Another self-misting with holy water—I’d used up most of the atomizer already—and I stepped forward. I loosened the caps of the bottles of holy water in my holster and took another step. A few tendrils snaked from the gray tentacle and swept back and forth across the floor, as though the demon suspected that there was someone in the room but didn’t know where to look. I advanced cautiously, watching the searching tendrils, moving toward the demon then pausing. The holy water’s protection held. Whenever a tendril got near me, it changed direction, as though glancing off an invisible barrier.
Halfway across the room, I removed the caps from both bottles. When I got close enough, I’d dump their contents on the demon. A half gallon of holy water should be enough to dissolve the Peccatum into a puddle of goo.
I eased the left bottle from its holster and held it ready. Another step. I tugged on the right bottle, but it was tight in the holster. I pulled harder. The bottle came out, but some water sloshed from its neck. I looked down in time to see a drop splash onto a tendril near my foot.
Yellow steam, stinking of sulfur, hissed and shot upward like a geyser.
Immediately a mass of tendrils sprang from the gray tentacle. I ran toward the Peccatum, but I’d barely gone two steps before a fuzzy gray net wrapped around me and yanked me to the ground. A bottle of holy water flew from my hand, hitting the floor and rolling to a far corner of the room, spilling its contents as it went.
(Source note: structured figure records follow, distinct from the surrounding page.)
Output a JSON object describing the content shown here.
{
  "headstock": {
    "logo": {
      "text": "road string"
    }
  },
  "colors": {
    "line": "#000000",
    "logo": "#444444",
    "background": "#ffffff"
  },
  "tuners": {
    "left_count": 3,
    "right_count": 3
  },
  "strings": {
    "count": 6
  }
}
Tendrils wrapped around my other arm, holding it immobile, as more tendrils plucked the second bottle from my grip and flung it away. It rolled under the conference table.
Peccatum tendrils are usually wispy and insubstantial, a creeping suggestion, but these were like bands of steel. I struggled, but the Sloth-woven net weighed me down. The more I tried to move, the tighter it got. As it tightened, Sloth claimed me.
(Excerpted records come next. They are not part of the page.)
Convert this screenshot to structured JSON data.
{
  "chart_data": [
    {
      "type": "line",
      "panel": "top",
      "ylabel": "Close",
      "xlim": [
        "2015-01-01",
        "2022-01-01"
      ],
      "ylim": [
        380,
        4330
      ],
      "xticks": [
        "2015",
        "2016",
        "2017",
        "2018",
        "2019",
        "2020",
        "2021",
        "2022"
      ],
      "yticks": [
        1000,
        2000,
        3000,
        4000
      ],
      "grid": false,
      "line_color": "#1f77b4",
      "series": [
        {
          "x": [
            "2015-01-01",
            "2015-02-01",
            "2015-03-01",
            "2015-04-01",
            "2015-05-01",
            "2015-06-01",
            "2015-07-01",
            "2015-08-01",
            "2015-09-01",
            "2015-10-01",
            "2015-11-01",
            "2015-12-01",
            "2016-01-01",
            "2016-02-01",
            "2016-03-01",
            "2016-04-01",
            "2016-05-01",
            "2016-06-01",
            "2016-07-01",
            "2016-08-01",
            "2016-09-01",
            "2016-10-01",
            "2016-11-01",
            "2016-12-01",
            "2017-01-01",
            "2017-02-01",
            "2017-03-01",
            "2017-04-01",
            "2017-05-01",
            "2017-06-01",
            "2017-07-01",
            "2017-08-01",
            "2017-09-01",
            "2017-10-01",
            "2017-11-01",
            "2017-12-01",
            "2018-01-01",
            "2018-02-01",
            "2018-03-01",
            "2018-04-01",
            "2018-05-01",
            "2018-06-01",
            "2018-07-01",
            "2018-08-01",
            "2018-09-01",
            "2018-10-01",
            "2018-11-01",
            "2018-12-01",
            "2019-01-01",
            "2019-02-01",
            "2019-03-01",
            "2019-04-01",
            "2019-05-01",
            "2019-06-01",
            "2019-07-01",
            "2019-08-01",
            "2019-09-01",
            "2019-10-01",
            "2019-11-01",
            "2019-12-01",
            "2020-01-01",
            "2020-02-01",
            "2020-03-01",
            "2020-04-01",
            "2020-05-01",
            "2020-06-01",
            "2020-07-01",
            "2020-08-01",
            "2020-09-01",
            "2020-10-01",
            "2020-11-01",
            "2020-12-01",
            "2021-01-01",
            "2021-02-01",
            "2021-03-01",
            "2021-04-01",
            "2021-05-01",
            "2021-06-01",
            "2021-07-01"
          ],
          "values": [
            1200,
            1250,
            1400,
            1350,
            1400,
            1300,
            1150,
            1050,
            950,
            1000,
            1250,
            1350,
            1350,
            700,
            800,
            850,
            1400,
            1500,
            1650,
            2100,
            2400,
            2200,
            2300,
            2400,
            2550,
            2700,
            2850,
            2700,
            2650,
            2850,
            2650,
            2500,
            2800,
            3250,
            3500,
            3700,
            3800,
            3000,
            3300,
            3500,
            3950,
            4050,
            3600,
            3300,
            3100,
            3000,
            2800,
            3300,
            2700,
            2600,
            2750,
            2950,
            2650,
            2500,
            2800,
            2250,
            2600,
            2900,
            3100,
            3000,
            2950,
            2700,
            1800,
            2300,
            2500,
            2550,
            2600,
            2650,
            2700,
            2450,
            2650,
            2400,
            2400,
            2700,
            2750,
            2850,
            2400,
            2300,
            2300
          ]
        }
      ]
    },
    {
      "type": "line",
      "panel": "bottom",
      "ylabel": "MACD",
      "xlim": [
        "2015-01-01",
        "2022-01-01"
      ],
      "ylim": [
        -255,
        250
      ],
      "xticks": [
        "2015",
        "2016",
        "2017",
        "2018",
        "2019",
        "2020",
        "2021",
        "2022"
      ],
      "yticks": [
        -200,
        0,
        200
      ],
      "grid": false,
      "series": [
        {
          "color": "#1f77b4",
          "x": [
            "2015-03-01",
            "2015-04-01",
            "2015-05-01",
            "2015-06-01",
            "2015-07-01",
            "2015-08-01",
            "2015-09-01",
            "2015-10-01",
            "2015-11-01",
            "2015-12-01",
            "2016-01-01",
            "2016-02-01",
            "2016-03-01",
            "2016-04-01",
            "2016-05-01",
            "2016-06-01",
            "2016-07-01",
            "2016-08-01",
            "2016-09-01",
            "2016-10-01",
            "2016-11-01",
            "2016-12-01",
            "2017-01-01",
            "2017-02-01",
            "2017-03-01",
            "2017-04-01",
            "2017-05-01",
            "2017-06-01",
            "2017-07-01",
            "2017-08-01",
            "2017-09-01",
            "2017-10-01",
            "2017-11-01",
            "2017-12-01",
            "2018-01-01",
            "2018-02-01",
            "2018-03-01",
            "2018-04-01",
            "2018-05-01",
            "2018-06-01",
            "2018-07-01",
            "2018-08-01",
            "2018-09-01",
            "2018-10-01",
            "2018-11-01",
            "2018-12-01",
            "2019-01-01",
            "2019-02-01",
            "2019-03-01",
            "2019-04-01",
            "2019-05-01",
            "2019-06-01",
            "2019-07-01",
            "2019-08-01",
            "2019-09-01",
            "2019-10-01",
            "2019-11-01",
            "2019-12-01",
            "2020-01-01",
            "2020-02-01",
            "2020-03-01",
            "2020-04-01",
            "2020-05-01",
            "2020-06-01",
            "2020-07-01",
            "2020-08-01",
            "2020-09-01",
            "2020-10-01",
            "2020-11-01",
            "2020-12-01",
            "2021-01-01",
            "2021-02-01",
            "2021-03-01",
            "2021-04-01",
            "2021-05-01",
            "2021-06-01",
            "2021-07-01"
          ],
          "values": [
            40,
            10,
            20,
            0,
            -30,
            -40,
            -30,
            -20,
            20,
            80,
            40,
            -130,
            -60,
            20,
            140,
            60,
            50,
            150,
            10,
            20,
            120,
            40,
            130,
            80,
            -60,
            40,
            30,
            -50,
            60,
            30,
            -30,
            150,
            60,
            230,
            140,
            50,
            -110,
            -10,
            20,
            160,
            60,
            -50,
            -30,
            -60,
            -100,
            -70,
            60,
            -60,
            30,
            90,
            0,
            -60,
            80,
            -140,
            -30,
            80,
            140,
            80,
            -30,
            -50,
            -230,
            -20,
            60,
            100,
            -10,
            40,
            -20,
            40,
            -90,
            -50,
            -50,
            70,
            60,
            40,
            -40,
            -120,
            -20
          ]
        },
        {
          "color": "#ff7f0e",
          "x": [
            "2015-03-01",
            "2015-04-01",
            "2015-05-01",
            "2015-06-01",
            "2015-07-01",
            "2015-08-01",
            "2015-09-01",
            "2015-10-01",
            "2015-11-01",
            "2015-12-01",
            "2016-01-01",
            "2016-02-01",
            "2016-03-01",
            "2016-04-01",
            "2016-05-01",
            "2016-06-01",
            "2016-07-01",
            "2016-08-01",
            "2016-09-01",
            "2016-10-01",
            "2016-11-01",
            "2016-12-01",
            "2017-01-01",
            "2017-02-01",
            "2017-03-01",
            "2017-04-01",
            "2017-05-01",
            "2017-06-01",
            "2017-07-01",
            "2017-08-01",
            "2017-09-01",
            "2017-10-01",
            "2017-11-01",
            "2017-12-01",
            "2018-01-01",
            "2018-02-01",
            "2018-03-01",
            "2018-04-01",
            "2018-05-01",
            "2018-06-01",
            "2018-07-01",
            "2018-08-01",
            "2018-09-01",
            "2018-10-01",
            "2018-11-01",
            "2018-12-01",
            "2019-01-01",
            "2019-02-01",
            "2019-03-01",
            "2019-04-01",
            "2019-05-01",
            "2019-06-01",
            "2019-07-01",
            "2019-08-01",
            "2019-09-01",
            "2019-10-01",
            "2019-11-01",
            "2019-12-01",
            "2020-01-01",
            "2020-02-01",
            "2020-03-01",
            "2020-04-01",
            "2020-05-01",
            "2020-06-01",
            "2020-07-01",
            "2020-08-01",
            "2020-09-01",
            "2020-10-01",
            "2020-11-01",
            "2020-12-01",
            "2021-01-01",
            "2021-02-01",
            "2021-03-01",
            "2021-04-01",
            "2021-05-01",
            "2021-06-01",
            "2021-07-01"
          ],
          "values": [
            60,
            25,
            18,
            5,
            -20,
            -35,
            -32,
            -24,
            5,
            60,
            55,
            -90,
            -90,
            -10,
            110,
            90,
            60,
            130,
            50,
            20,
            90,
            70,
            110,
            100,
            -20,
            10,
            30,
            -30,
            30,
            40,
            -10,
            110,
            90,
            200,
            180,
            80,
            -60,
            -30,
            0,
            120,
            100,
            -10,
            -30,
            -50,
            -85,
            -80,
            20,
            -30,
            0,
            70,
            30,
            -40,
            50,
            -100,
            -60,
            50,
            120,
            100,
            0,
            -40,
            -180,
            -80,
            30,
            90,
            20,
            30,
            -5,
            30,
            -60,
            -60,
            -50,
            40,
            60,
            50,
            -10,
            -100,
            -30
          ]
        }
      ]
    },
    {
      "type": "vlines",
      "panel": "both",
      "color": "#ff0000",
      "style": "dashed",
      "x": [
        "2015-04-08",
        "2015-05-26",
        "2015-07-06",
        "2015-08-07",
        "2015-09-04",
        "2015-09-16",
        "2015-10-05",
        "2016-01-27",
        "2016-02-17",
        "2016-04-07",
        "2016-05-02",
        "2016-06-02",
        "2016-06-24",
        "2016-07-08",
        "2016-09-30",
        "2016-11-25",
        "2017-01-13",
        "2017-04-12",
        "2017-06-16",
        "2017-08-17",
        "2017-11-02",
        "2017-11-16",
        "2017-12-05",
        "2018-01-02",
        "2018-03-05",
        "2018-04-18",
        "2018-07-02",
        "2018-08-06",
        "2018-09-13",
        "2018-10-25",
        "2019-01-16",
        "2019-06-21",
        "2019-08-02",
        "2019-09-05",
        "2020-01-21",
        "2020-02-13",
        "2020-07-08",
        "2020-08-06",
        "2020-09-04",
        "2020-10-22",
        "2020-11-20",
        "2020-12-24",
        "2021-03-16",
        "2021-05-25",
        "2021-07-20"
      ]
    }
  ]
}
Sleep. More than anything, I wanted to sleep. I was so tired. I knew there was something I was supposed to be doing, but remembering what, exactly, took too much effort. Better to rest now, just for a little while, and worry about it later. Whatever “it” was. My eyelids drifted shut.
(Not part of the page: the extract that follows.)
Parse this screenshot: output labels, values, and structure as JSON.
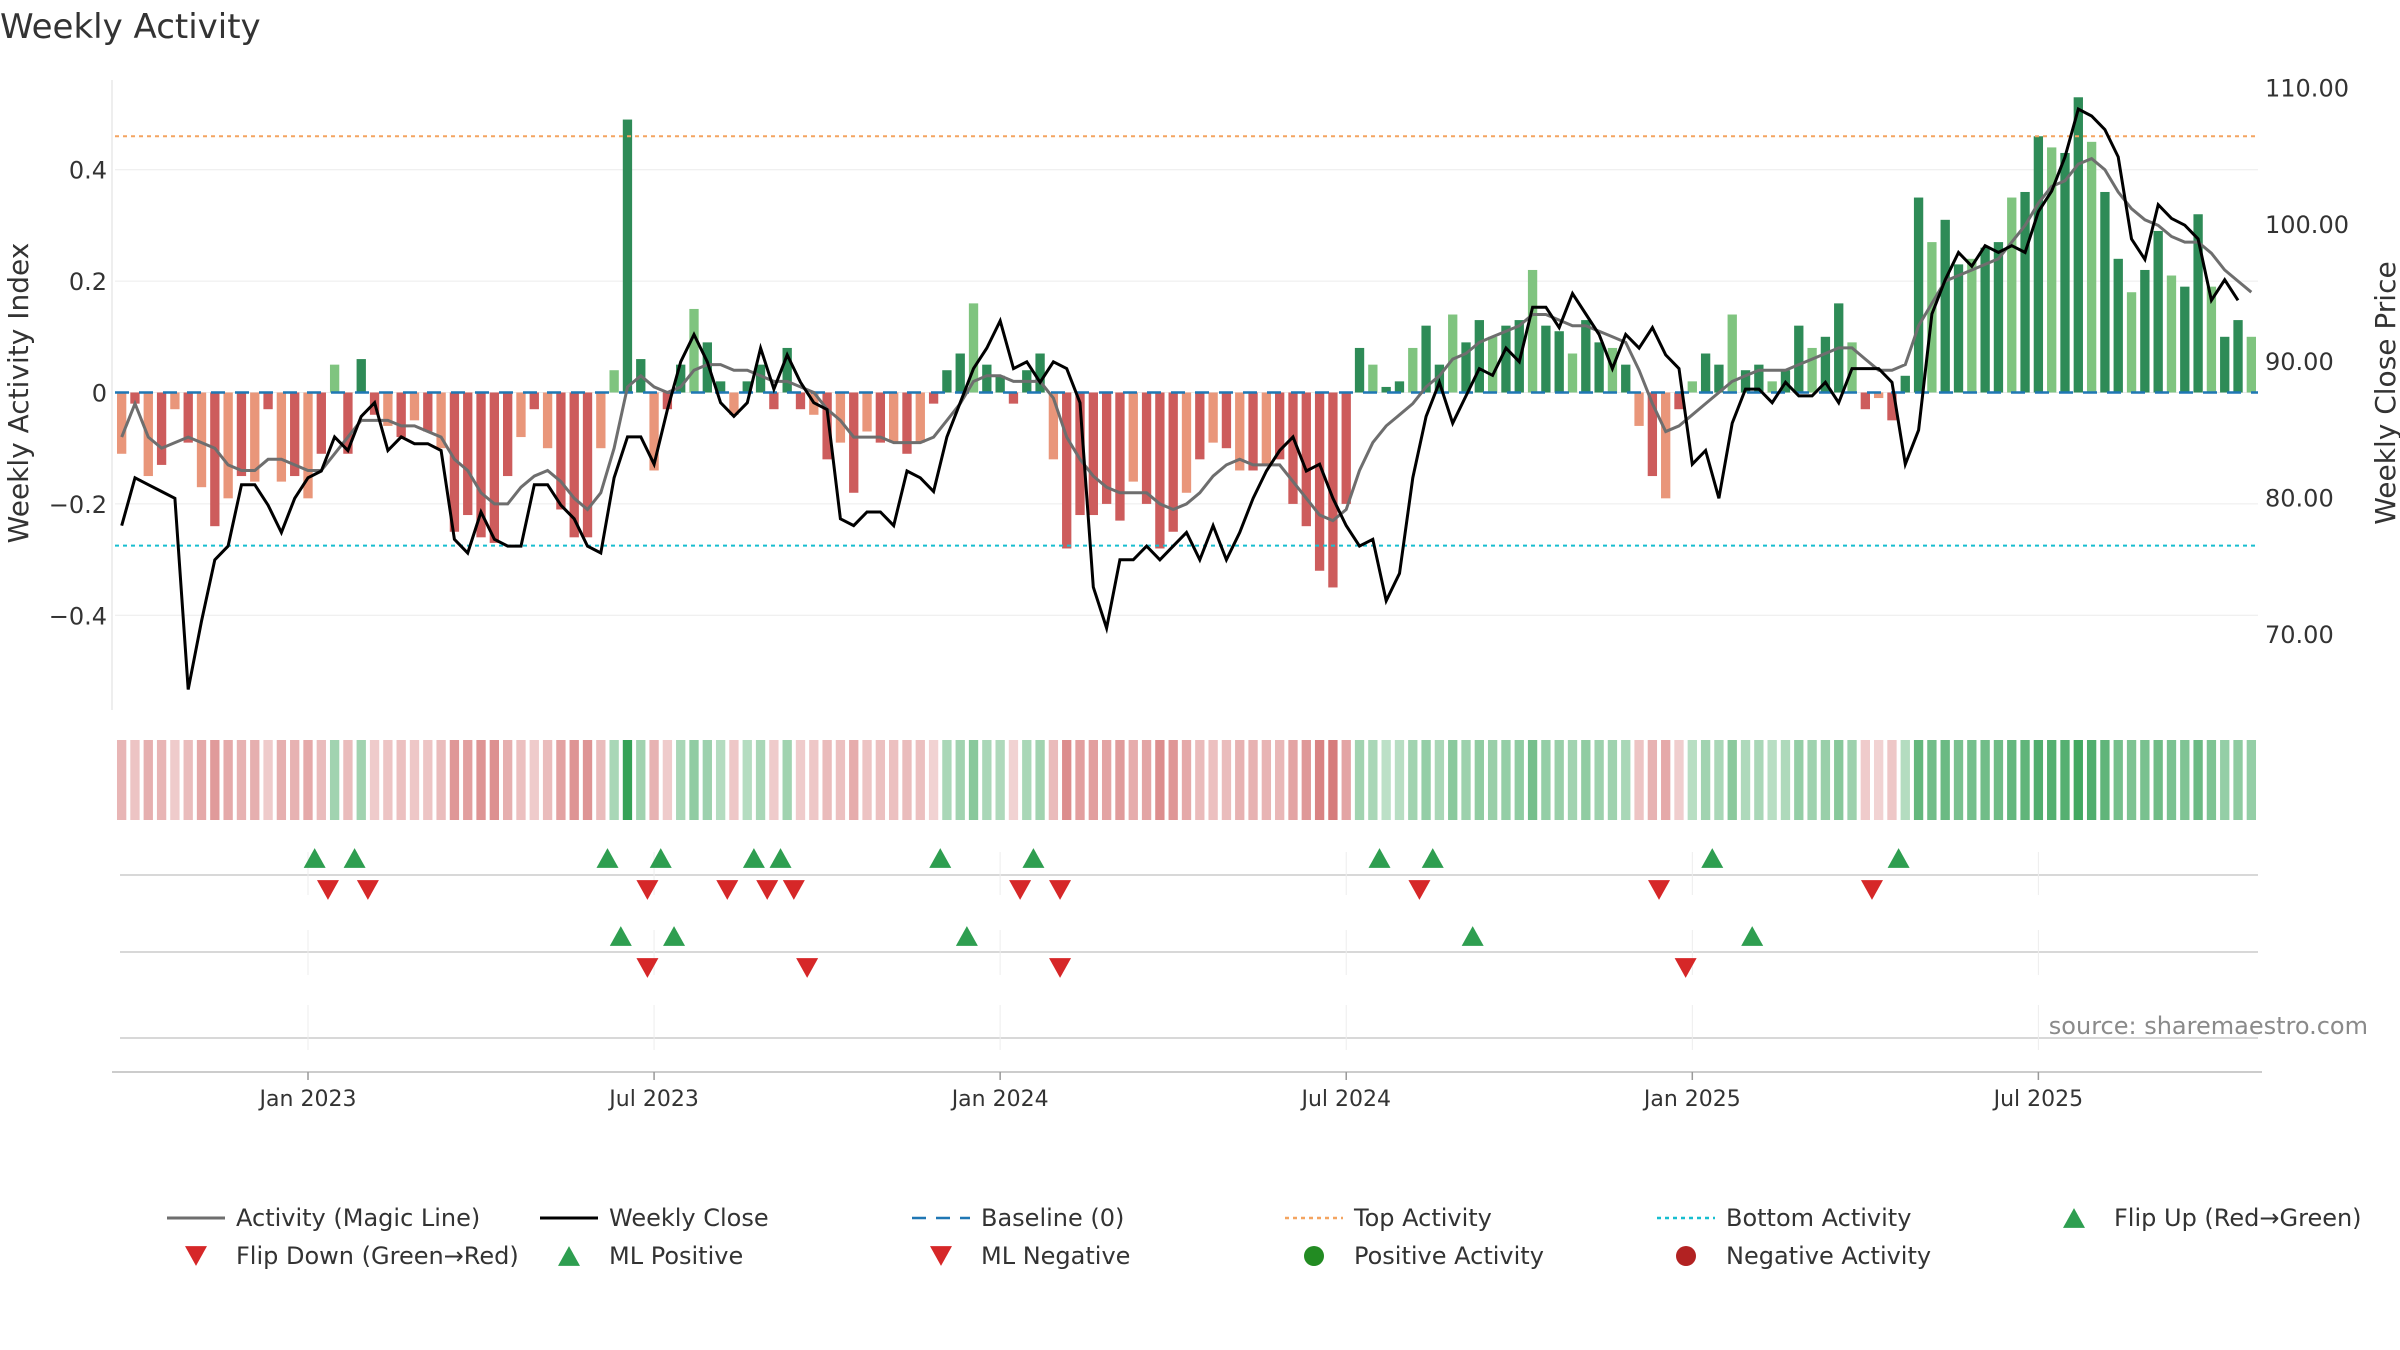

The tendrils loosened slightly, letting me curl up on my side. They didn’t feel like a net anymore; they felt like a soft, warm sleeping bag, enveloping me in coziness. Nice. The floor, covered with thin, cheap commercial carpeting, was surprisingly comfy—except something dug into my thigh. I reached down to see what it was. Oh, right. My dagger in its sheath. How odd that I’d strap on a dagger before taking a nap. I adjusted the sheath so it wasn’t directly under my leg. There, that felt better.